Leave the Walls Standing
Gertrude Stein and Gayatri Spivak are two very different women; Spivak was born in India yet completed most of her studies in the United States, and Stein was born in the United States but lived most of her life in France. However, they are both considered to be feminist authors, and they share the opinion that we cannot make ourselves too easy to understand for fear of letting ourselves be used for didactic purposes. The two accomplish this in different ways, Spivak by emphasizing the depth of our lack of understanding of those different from us, and Stein by limiting our understanding to the surface. While both of these approaches are feminist, Spivak’s approach ultimately gives greater agency to women who have been marginalized.
In Spivak’s critique of “Breast Giver” by Mahasweta Devi, she takes issue with the fact that Devi puts Jashoda into this neat little box of metaphor because it excludes the meaning that Jashoda holds as an individual. That meaning, however, is something that cannot be extracted; even Jashoda does not “know” herself, and so there is no possibility that an outside reader could understand her on any level. Insisting on leaving the walls standing between Jashoda and the reader gives an agency to Jashoda, gives her an identity that is not as simple as her class or race or sex. Obscurity and confusion are necessary to emphasize the fact that we cannot and will never be able to understand people in the way that we think we do, an observation that is an interruption of what our education has taught us. That is why masks and walls are so important to feminism—because they prevent labels and categorization.
On the other hand, in her poem “Lifting Belly,” Gertrude Stein attempts to clear all “masks” away by separating words from their meanings and symbols. She takes language back to its basest level and encourages her readers to take the words for what they are: a sensual experience. Stein’s use of language is also an interruption of conventional teaching and contributes to the prevention of labels and categorization that Spivak pointed out, but I think that while it is in the feminist vein of making things more complicated for us, it does not accomplish much else. It is an intellectual experiment that changes the way we think about language and words, but for me “Lifting Belly” still gave me the illusion that I could at least somewhat experience what these women were feeling, when this is not a reality. This illusion contributes to, in Spivak’s terms, the “subalternization of Third World literature,” although I would extend this subalternization to include anyone who is different from us, whether those differences are in class, gender, sexual orientation, appearance, or any other aspect of being. In this way, it is indicative of a continuation of a language of colonialism that is not compatible with feminism.

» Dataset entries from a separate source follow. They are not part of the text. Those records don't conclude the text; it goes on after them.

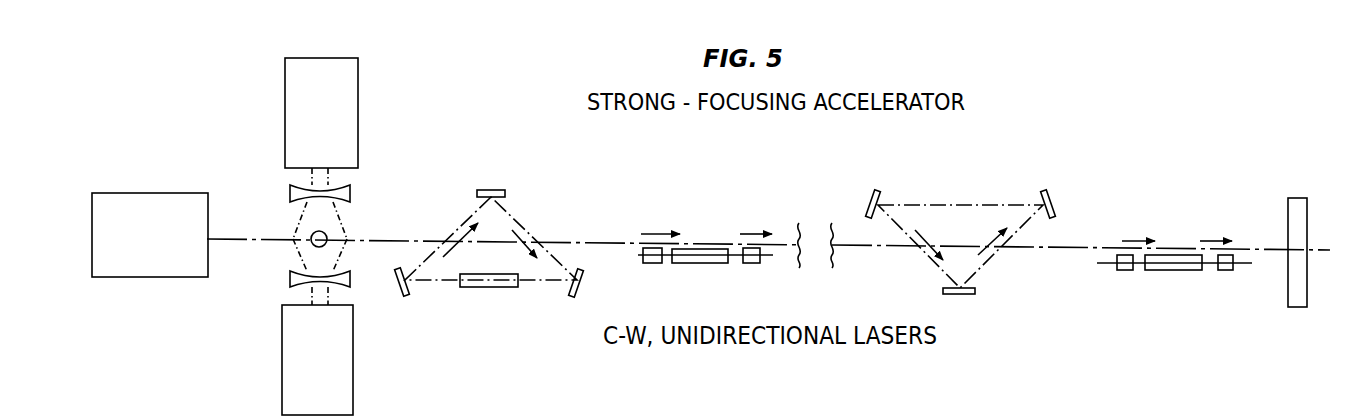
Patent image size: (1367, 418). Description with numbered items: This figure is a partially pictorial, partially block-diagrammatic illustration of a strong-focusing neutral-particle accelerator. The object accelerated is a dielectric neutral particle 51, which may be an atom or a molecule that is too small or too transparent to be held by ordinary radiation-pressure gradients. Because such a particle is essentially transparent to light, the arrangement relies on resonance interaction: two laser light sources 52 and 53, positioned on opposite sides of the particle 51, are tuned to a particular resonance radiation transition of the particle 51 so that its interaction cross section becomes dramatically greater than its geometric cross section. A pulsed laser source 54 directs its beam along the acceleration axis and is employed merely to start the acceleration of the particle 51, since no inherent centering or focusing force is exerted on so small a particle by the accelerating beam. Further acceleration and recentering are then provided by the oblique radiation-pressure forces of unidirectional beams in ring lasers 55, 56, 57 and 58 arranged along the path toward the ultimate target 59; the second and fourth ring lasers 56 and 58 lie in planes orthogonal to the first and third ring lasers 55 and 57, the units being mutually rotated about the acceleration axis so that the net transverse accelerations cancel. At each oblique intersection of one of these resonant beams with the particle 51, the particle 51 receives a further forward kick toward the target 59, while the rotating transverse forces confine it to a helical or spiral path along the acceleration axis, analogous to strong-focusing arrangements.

The dielectric neutral particle 51 is at (262, 295).
The laser light source 52 is at (358, 90).
The laser light source 53 is at (353, 385).
The pulsed laser source 54 is at (182, 196).
The ring laser 55 is at (505, 172).
The ring laser 56 is at (718, 299).
The ring laser 57 is at (978, 174).
The ring laser 58 is at (1198, 306).
The target 59 is at (1307, 293).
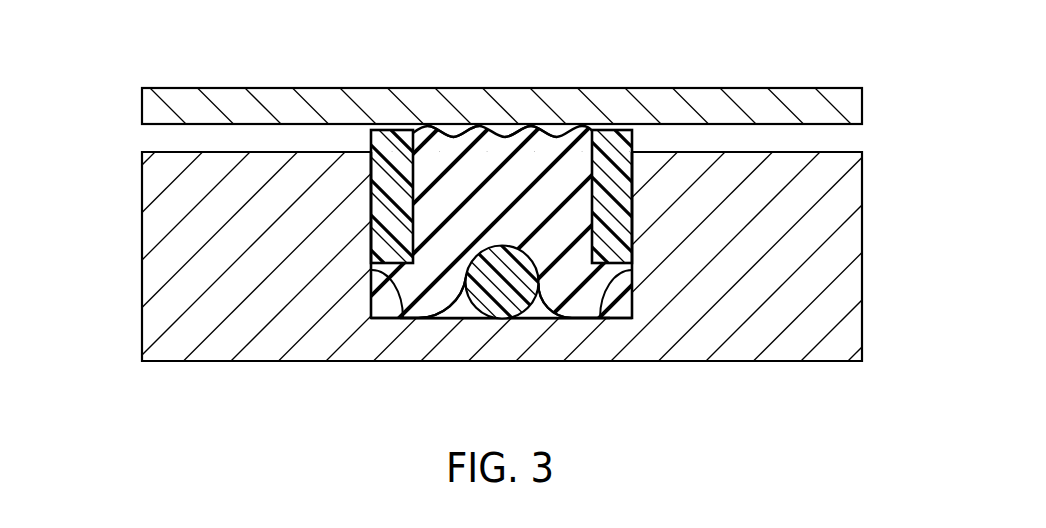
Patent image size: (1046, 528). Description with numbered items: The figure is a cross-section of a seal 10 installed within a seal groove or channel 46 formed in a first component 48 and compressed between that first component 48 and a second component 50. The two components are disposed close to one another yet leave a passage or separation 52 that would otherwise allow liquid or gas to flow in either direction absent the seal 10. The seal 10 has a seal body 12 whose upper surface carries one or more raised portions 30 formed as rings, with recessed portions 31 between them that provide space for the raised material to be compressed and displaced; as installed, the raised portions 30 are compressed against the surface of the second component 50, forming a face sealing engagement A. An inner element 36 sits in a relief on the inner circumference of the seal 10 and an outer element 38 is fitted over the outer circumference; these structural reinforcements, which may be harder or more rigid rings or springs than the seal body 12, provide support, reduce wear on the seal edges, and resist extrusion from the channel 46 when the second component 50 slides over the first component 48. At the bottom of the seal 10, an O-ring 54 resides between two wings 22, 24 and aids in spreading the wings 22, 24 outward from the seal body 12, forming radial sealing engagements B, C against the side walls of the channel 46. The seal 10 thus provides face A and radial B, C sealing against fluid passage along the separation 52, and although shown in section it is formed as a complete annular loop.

The seal 10 is at (688, 64).
The seal body 12 is at (514, 205).
The wing 22 is at (380, 278).
The wing 24 is at (622, 273).
The raised portion 30 is at (474, 125).
The recessed portion 31 is at (452, 134).
The inner element 36 is at (378, 177).
The outer element 38 is at (620, 185).
The seal groove or channel 46 is at (452, 310).
The first component 48 is at (150, 327).
The second component 50 is at (150, 107).
The separation 52 is at (848, 138).
The O-ring 54 is at (532, 306).
The face sealing engagement A is at (531, 125).
The radial sealing engagement B is at (400, 305).
The radial sealing engagement C is at (602, 307).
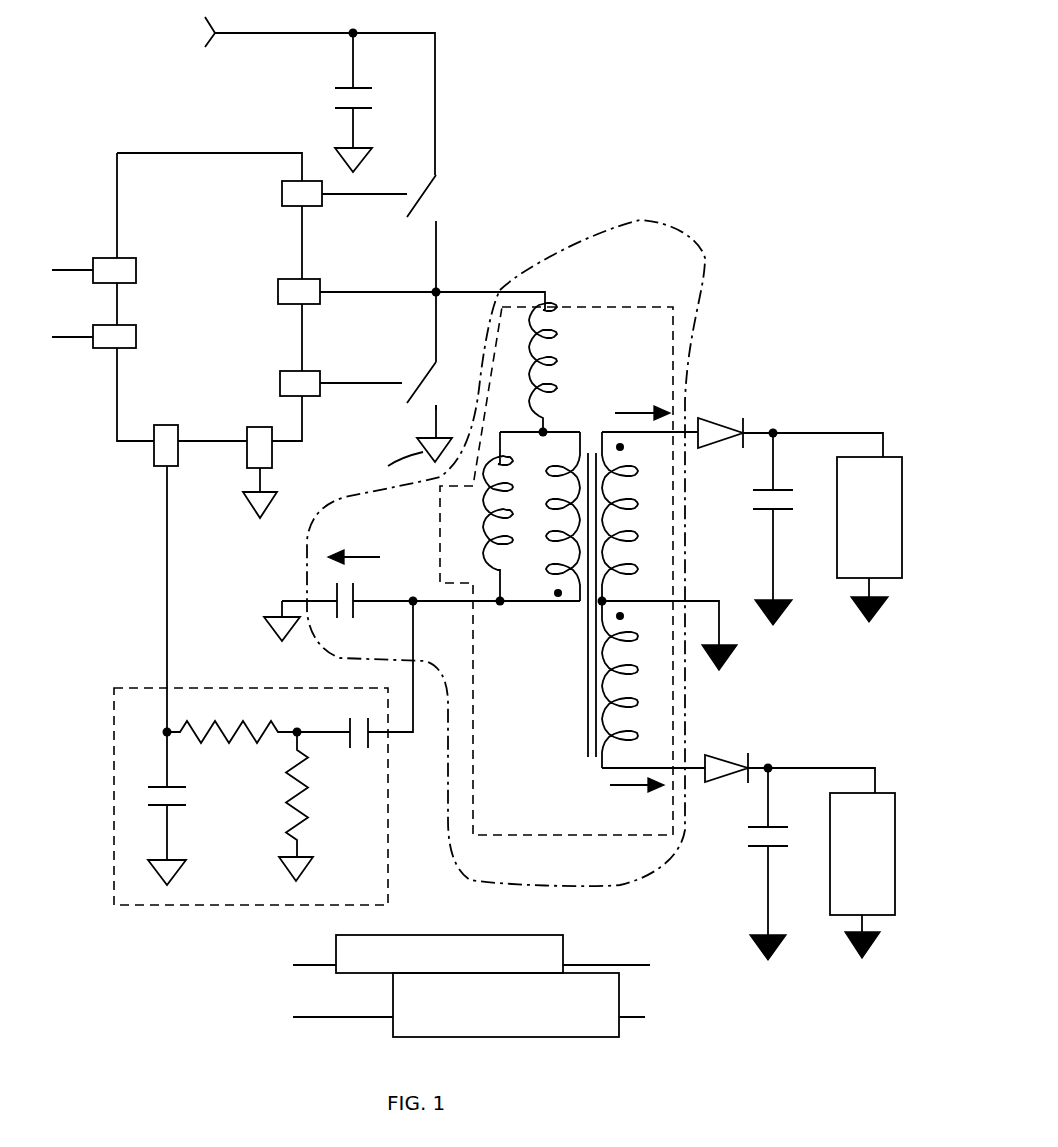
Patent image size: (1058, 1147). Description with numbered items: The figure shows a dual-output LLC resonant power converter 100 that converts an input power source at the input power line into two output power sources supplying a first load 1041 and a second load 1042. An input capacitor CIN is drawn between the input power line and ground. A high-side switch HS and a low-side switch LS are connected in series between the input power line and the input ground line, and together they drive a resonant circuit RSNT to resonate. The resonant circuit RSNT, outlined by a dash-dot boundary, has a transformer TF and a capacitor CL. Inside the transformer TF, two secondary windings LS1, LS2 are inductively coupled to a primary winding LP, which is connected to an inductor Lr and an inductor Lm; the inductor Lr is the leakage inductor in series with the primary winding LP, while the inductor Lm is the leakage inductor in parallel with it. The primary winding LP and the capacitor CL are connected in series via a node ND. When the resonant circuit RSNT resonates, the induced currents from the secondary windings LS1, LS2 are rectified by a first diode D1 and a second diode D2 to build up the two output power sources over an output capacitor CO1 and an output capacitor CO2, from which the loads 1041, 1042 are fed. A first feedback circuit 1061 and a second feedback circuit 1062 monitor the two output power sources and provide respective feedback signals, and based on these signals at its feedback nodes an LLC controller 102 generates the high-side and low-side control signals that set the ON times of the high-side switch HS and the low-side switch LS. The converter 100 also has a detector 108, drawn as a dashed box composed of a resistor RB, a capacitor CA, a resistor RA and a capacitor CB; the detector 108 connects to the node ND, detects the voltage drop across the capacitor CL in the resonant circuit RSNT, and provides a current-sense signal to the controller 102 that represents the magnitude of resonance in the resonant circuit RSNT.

The dual-output LLC resonant power converter 100 is at (503, 66).
The LLC controller 102 is at (180, 185).
The detector 108 is at (142, 688).
The load 1041 is at (893, 542).
The load 1042 is at (886, 877).
The feedback circuit 1061 is at (558, 966).
The feedback circuit 1062 is at (526, 1029).
The input capacitor CIN is at (338, 102).
The high-side switch HS is at (442, 268).
The low-side switch LS is at (435, 386).
The resonant circuit RSNT is at (643, 220).
The transformer TF is at (632, 305).
The inductor Lr is at (554, 367).
The inductor Lm is at (480, 516).
The primary winding LP is at (551, 516).
The secondary winding LS1 is at (635, 519).
The secondary winding LS2 is at (637, 684).
The diode D1 is at (720, 417).
The diode D2 is at (724, 754).
The capacitor CO1 is at (752, 529).
The capacitor CO2 is at (742, 864).
The capacitor CL is at (363, 609).
The node ND is at (418, 606).
The resistor RB is at (232, 719).
The capacitor CA is at (332, 719).
The resistor RA is at (308, 806).
The capacitor CB is at (184, 836).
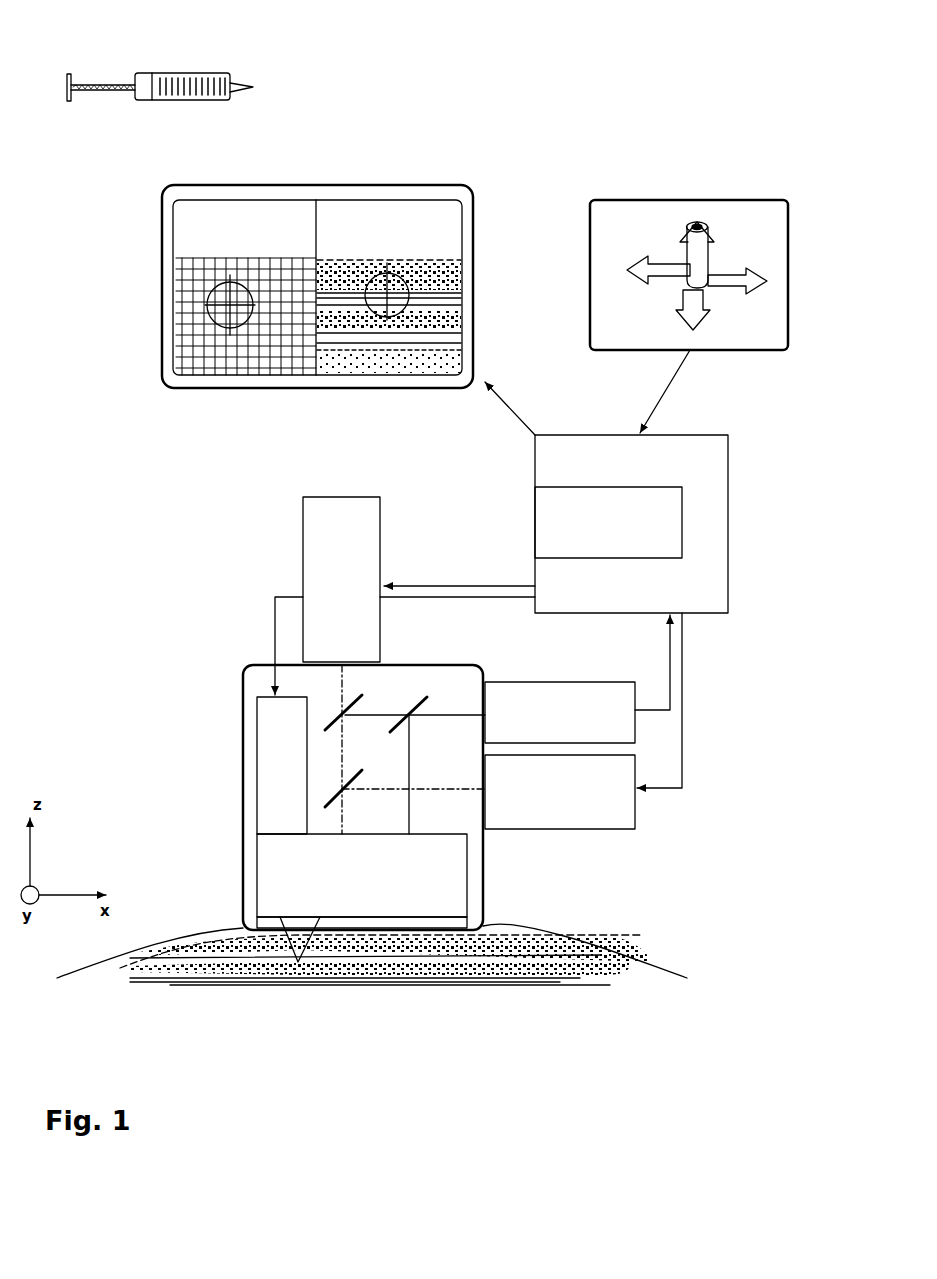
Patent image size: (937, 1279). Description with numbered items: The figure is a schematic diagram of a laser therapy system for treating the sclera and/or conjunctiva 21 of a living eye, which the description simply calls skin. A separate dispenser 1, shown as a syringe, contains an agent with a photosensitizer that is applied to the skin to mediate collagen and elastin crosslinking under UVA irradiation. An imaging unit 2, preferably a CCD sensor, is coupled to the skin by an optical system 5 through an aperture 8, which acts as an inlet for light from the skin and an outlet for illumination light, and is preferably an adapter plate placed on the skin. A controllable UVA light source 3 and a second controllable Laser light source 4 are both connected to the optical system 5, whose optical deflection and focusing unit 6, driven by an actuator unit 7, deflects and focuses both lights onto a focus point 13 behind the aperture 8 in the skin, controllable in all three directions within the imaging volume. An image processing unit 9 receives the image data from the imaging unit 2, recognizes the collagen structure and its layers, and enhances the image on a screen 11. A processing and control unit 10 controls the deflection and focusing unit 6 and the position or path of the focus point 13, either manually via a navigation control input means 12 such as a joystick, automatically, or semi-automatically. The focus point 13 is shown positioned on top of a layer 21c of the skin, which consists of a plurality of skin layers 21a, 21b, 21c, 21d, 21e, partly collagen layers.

The dispenser 1 is at (197, 82).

This is not to say that Stein’s approach could not be effective; I think it could work if the subject were a less intimate experience. I think that readers should not be given as much access as “Lifting Belly” gives, that is, not the feeling of watching something that you maybe aren’t really supposed to see. We must always be aware that we are on the outside, and this is why we need those walls that Spivak discusses. The question becomes how can we combine the two, what would give two different readers a glimpse into some common experience while still realizing how different we are? The Book of Salt bridges this gap nicely by disclosing some memories but withholding others; there are still references that Binh makes to his own life which the reader cannot understand, but the way he describes other experiences by using images of food is more universal.
‘Do not worry about tonight’s dinner, Bin. An omelet. No. Fried eggs will be more than fine,’ she adds, expressing her amnesty, her charity toward me via a code that all French cooks understand and practice…A plate of fried eggs can inform a guest as no words can that an invitation to dinner has to be earned and not willed. (Truong 101-102)
These images and others like them serve a purpose that is two-fold; on one hand, they help the reader to understand the feelings that Binh experiences because the senses are tangible and to some degree universal. It also helps to take language out of the equation and preserve the sensual experience that Stein conveys in “Lifting Belly.” However, even with this understanding there remains a degree of separation; smells, sounds, sights and tastes evoke different memories from each of us, and that allows the reader to have a somewhat different experience than Binh as long as those feelings are not directly expressed. There is no labeling of Binh’s sexuality throughout the novel, which also helps in terms of not putting people into boxes. The one problem that I still see with this text is that it is still not truly Binh’s words because even though he doesn’t speak it, the text is written very eloquently in English. This factor makes me think that film is potentially the best form of feminist expression because even if you don’t understand the words, you can read the expressions on their faces, their interactions with other characters, and the images the filmmaker chooses to incorporate.
The imperialist tendencies that Western literature tends to possess can be very difficult to avoid, and now that I am aware of them I see them everywhere. The greatest shock for me was to see that it is not only what is written about the subaltern that is colonizing in nature, but also how it is written, and I think that is the more difficult problem to remedy. Texts like The Book of Salt that still leave a degree of separation between the reader and the main character are a step in the right direction, but a lot of the responsibility may still lie with the reader; reading not for a message but for the experience, and halting our attempts to try to understand those who are different from us.